Keep in mind most of us don’t use our @fb.com addresses. LWN keeps track of companies by keeping track of who works where so our numbers are much higher than this list shows.
Applies across a bunch of companies (I use my IBM email but I know quite a few kernel devs here who prefer to keep their open source contributions under their personal email).
Host managed also means messing with the file system, and the patch set for btrfs is not small. Plus you have to disable a bunch of features (like preallocation since you can’t move the write pointer backwards) which is going to surprise people in unfun ways. These drives are useless for general purpose. If you are going to use them as expensive tape then by all means, but otherwise I have serious doubts about their usefulnes.
Edit: I’m talking specifically about the SMR side. The general zoned stuff is interesting, but when you start putting restrictions on how you can write to certain zones you wind up with a lot of weirdness that application developers are going to be surprised by.
Drive-managed SMR looks OK to me for general use, although I don't have hands-on experience with it. They also have a non-shingled region that can accept random I/O at higher speeds, and the drive deals with moving data to a linear-only region once it fills up, or at garbage collection time.
It's very much like the QLC drives where a portion is treated as SLC/MLC.
It's like the QLC drives with SLC/MLC cache (e.g., Intel 660p) except the performance cliff is far, far worse (and obviously the "fast" mode is far worse as well).
Some of the fallocate modes don't make much sense on CoW filesystems anyway. ZoL doesn't support preallocation either, you have to use FALLOC_FL_PUNCH_HOLE.
Lack of DIO might be a bigger issue. Then again it's often used by write-heavy workloads which probably don't want to use SMR drives anyway.
Not sure what you are talking about, it’s definitely endian neutral. You can’t take different page sized fs and put it on another page size arch, but that’s a separate issue.

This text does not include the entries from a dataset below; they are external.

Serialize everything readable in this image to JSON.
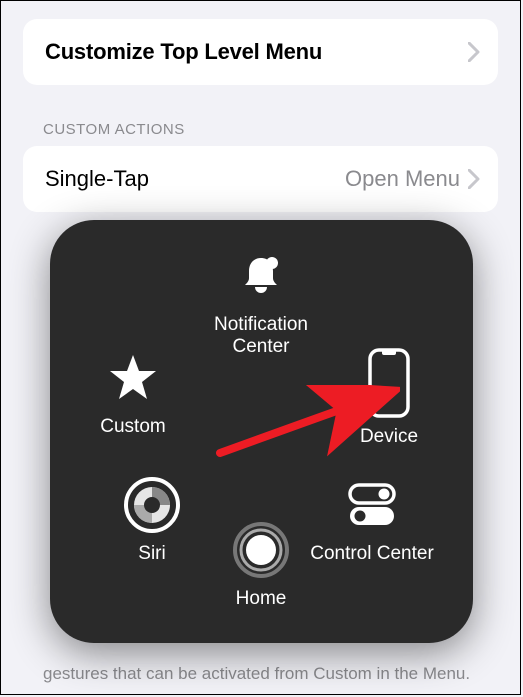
{
  "rows": {
    "customize": {
      "label": "Customize Top Level Menu"
    },
    "single_tap": {
      "label": "Single-Tap",
      "value": "Open Menu"
    }
  },
  "section_header": "CUSTOM ACTIONS",
  "footer_text": "gestures that can be activated from Custom in the Menu.",
  "popup": {
    "notification_center": "Notification Center",
    "custom": "Custom",
    "device": "Device",
    "siri": "Siri",
    "control_center": "Control Center",
    "home": "Home"
  }
}
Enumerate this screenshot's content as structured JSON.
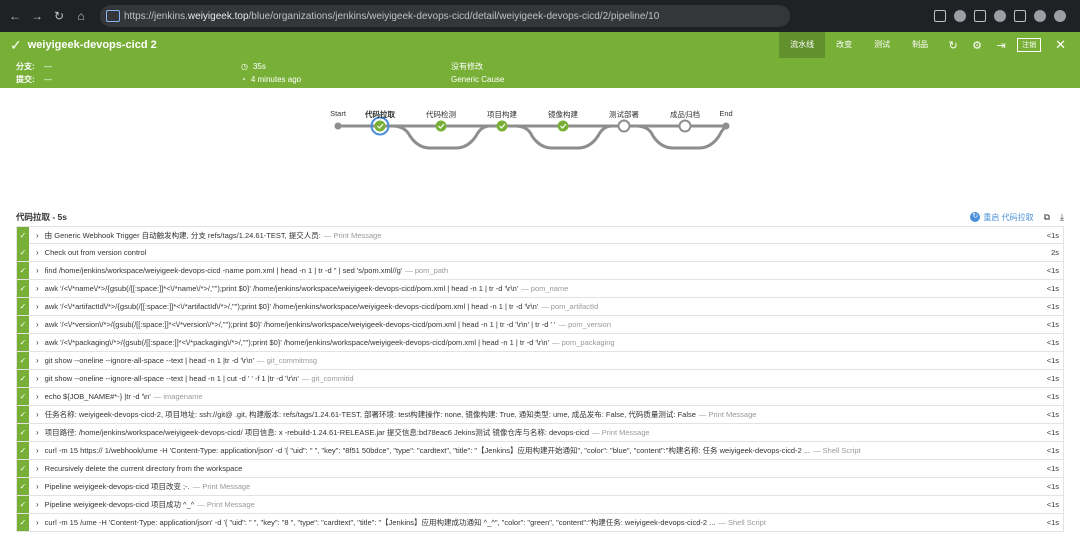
{
  "browser": {
    "url_prefix": "https://jenkins.",
    "url_domain": "weiyigeek.top",
    "url_path": "/blue/organizations/jenkins/weiyigeek-devops-cicd/detail/weiyigeek-devops-cicd/2/pipeline/10"
  },
  "run": {
    "title": "weiyigeek-devops-cicd  2",
    "tabs": [
      "流水线",
      "改变",
      "测试",
      "制品"
    ],
    "logout": "注销",
    "branch_label": "分支:",
    "branch_value": "—",
    "commit_label": "提交:",
    "commit_value": "—",
    "duration": "35s",
    "started": "4 minutes ago",
    "changes": "没有修改",
    "cause": "Generic Cause",
    "status_color": "#78b037"
  },
  "stages": [
    "Start",
    "代码拉取",
    "代码检测",
    "项目构建",
    "镜像构建",
    "测试部署",
    "成品归档",
    "End"
  ],
  "logs": {
    "title": "代码拉取 - 5s",
    "restart": "重启 代码拉取",
    "steps": [
      {
        "text": "由 Generic Webhook Trigger 自动触发构建, 分支 refs/tags/1.24.61-TEST, 提交人员:",
        "type": "— Print Message",
        "dur": "<1s"
      },
      {
        "text": "Check out from version control",
        "type": "",
        "dur": "2s"
      },
      {
        "text": "find /home/jenkins/workspace/weiyigeek-devops-cicd -name pom.xml | head -n 1 | tr -d '' | sed 's/pom.xml//g'",
        "type": "— pom_path",
        "dur": "<1s"
      },
      {
        "text": "awk '/<\\/*name\\/*>/{gsub(/[[:space:]]*<\\/*name\\/*>/,\"\");print $0}' /home/jenkins/workspace/weiyigeek-devops-cicd/pom.xml | head -n 1 | tr -d '\\r\\n'",
        "type": "— pom_name",
        "dur": "<1s"
      },
      {
        "text": "awk '/<\\/*artifactId\\/*>/{gsub(/[[:space:]]*<\\/*artifactId\\/*>/,\"\");print $0}' /home/jenkins/workspace/weiyigeek-devops-cicd/pom.xml | head -n 1 | tr -d '\\r\\n'",
        "type": "— pom_artifactId",
        "dur": "<1s"
      },
      {
        "text": "awk '/<\\/*version\\/*>/{gsub(/[[:space:]]*<\\/*version\\/*>/,\"\");print $0}' /home/jenkins/workspace/weiyigeek-devops-cicd/pom.xml | head -n 1 | tr -d '\\r\\n' | tr -d ' '",
        "type": "— pom_version",
        "dur": "<1s"
      },
      {
        "text": "awk '/<\\/*packaging\\/*>/{gsub(/[[:space:]]*<\\/*packaging\\/*>/,\"\");print $0}' /home/jenkins/workspace/weiyigeek-devops-cicd/pom.xml | head -n 1 | tr -d '\\r\\n'",
        "type": "— pom_packaging",
        "dur": "<1s"
      },
      {
        "text": "git show --oneline --ignore-all-space --text | head -n 1 |tr -d '\\r\\n'",
        "type": "— git_commitmsg",
        "dur": "<1s"
      },
      {
        "text": "git show --oneline --ignore-all-space --text | head -n 1 | cut -d ' ' -f 1 |tr -d '\\r\\n'",
        "type": "— git_commitid",
        "dur": "<1s"
      },
      {
        "text": "echo ${JOB_NAME#*-} |tr -d '\\n'",
        "type": "— imagename",
        "dur": "<1s"
      },
      {
        "text": "任务名称: weiyigeek-devops-cicd-2, 项目地址: ssh://git@ .git, 构建版本: refs/tags/1.24.61-TEST, 部署环境: test构建操作: none, 镜像构建: True, 通知类型: ume, 成品发布: False, 代码质量测试: False",
        "type": "— Print Message",
        "dur": "<1s"
      },
      {
        "text": "项目路径: /home/jenkins/workspace/weiyigeek-devops-cicd/ 项目信息: x -rebuild-1.24.61-RELEASE.jar 提交信息:bd78eac6 Jekins测试 镜像仓库与名称: devops-cicd",
        "type": "— Print Message",
        "dur": "<1s"
      },
      {
        "text": "curl -m 15 https:// 1/webhook/ume -H 'Content-Type: application/json' -d '{ \"uid\": \" \", \"key\": \"8f51 50bdce\", \"type\": \"cardtext\", \"title\": \"【Jenkins】应用构建开始通知\", \"color\": \"blue\", \"content\":\"构建名称: 任务 weiyigeek-devops-cicd-2 ...",
        "type": "— Shell Script",
        "dur": "<1s"
      },
      {
        "text": "Recursively delete the current directory from the workspace",
        "type": "",
        "dur": "<1s"
      },
      {
        "text": "Pipeline weiyigeek-devops-cicd 项目改变 ;-.",
        "type": "— Print Message",
        "dur": "<1s"
      },
      {
        "text": "Pipeline weiyigeek-devops-cicd 项目成功 ^_^",
        "type": "— Print Message",
        "dur": "<1s"
      },
      {
        "text": "curl -m 15 /ume -H 'Content-Type: application/json' -d '{ \"uid\": \" \", \"key\": \"8 \", \"type\": \"cardtext\", \"title\": \"【Jenkins】应用构建成功通知 ^_^\", \"color\": \"green\", \"content\":\"构建任务: weiyigeek-devops-cicd-2 ...",
        "type": "— Shell Script",
        "dur": "<1s"
      }
    ]
  }
}
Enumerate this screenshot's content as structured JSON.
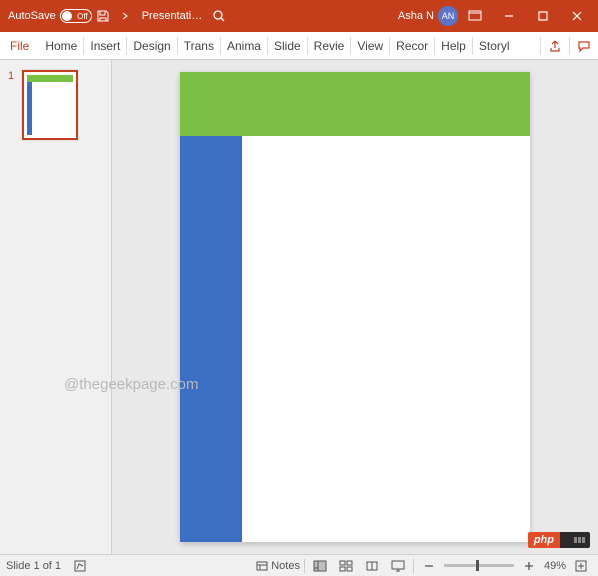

2013 MIPS on Cavium as big endian -vs- Intel x86-64; appeared to work, did not. Page size not an issue, appeared to work, occasionally crazy with dumps containing values that are recognizably scrambled.
It's been awhile since then, but that was our experience. I don't have access to the records or email from the time. Maybe it's been fixed.
Cause it’s a summit to talk about the whole ecosystem, not one file system. We btrfs developers talk enough to each other, we don’t need to bore the rest of the attendees with our own topics. That’s what the hallway tracks are for. I put together the schedule for the file system side of this years conference, I specifically don’t put single fs issues on the general schedule.
It would be nice, but for complicated systems in the kernel you sometimes have to provide evidence that the old way sucks and the new way is better. With this work we can easily point at our production workloads and say the in kernel oom killer sucks and this new way is obviously better and hopefully work towards a better in kernel solution. That being said the user is always going to know what they care about more than the kernel, so being able to say “kill chef first, alway” can be a nice thing to have.
And then the uefi stub code in the Linux kernel, as well as the grub2 source code. It’s not too hard to figure out the flow in grub2, just figure out where it does EXIT_BOOT_SERVICES and work from there.
Facebook is using it for lots of shit. Chroots for containers because we can easily snapshot them and use them. Use it for build testing, so snapshot base repo, checkout commit, build, throw away. Gluster which takes huge backups and then other random workloads, it's used in a few places.
Just because Facebook is fault tolerant doesn't mean we don't care about failures. We actively run down any issues we hit, so while it doesn't have much of impact in the short term, we don't just ignore issues.
And also Red Hat hasn't contributed much to btrfs in years, and Oracle has one developer working on it. We are constantly working on it, and now that my priorities have shifted back to btrfs I hope that we will start to close out some of these long term projects.
Lol what? We don't ship code that isn't upstream. It sucks to maintain and rebase if you have a shitton of proprietary patches. Everything we do with the kernel is open source, you wouldn't be able to hire kernel developers if you didn't do open source. Nice comment tho, I legitimately lol'ed.
Sendfile isn't async, it just avoids the user space copy, and in some cases the copy from the fd to the socket. Aio doesn't require xfs, just O_DIRECT, which can be tricky to get right and more work than userspace guys want to deal with.